Durante o estirão final da greve dos caminhoneiros, as mensagens
principais eram três. Primeiro: não confie na imprensa. Depois: a
intervenção militar está para acontecer. Basta um dia a mais de
caminhões parados. Os generais estão decididos. É segurar um pouco mais.

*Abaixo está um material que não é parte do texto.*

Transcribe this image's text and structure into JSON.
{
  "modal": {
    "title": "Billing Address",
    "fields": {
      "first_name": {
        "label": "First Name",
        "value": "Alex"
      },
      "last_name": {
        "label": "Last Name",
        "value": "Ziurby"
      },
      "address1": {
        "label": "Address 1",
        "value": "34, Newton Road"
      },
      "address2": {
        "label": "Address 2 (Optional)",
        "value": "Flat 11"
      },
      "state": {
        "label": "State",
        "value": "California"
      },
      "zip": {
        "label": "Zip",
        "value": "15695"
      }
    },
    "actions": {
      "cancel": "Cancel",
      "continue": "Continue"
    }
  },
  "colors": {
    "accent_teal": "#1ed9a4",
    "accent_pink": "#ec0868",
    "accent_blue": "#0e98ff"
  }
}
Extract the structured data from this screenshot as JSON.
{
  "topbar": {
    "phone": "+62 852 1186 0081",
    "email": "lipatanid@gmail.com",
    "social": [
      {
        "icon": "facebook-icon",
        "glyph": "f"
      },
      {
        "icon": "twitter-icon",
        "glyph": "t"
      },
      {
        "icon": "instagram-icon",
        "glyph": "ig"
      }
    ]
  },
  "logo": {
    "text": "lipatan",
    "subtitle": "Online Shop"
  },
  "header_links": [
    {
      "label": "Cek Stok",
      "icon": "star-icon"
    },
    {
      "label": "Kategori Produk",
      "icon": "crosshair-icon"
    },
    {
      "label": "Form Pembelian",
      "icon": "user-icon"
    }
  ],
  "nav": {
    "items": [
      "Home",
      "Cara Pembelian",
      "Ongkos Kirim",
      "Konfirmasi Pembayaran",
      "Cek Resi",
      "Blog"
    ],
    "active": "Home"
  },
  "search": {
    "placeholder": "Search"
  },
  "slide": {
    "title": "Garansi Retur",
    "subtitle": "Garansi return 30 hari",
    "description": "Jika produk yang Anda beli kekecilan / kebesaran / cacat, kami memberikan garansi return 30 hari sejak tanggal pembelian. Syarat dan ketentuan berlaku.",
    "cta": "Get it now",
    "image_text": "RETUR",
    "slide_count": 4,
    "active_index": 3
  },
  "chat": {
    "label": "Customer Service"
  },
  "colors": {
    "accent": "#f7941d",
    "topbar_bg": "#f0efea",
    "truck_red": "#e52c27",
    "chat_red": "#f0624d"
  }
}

Está chegando. Em terceiro: quem fica na fila de posto de gasolina é
burro. Em memes e vídeos, burros foram imagens constantes. É a gente que
não aguenta o tranco. Os caminhoneiros parados conseguiram baixar o
preço do seu combustível, as cidades precisam ir às ruas, também parar,
mostrar sua fibra. Derrubar o governo é fundamental.
Nada é
acidental ou espontâneo nestes grupos de WhatsApp. Muitos leem, dois ou
três os alimentam com a torrente de posts. E alguém, por trás, passou os
dias produzindo material. De dez em dez minutos, tem alguma coisa nova
para que todos sejam mantidos em alerta. O conjunto oferece uma mensagem
organizada e calculada com um efeito em mente. E, sempre que um grupo
começa a encher, novo link, para um novo grupo, é publicado. Distribuam
para os amigos.
Há uma operação por trás deste processo, gente
especializada construindo a mensagem. O governo, já frágil por deméritos
próprios, sofreu uma tentativa de sabotagem por uma ou mais equipes que
sabiam muito bem o que estavam fazendo. Tentaram aproveitar-se da greve
dos caminhoneiros para provocar um novo 2013 nas cidades. Não
conseguiram.
Mas conseguiram outras coisas. Porque todo mundo que
se inscreve nos grupos deixa duas informações essenciais. A primeira: é
alguém que procurou, que está querendo notícias novas. E, em segundo,
celular com DDD. Ou seja: origem geográfica. A turma do marketing de
guerrilha construiu, na crise, um banco de dados bem fornido de pessoas
crédulas, engajadas, que formarão o marco zero da distribuição de fake
news durante a campanha eleitoral.
Não é o fato de os grupos
serem de extrema-direita que mais impressiona. É sua credulidade. Sua
ingenuidade política. “Os militares já estão chegando em Brasília”,
dizia um áudio. Como se eles precisassem ir para a capital. “O general
Beltrano vai subir a rampa do Senado às 15h”, informava outro. A rampa é
do Planalto. “O deputado Cicrano deu ordens.” Deputados não dão ordens.
As incongruências, as notícias falsas tão vagas, não ligam o alerta de
ninguém.
Mas alimentam uma raiva já existente. Terreno fértil para um demagogo populista.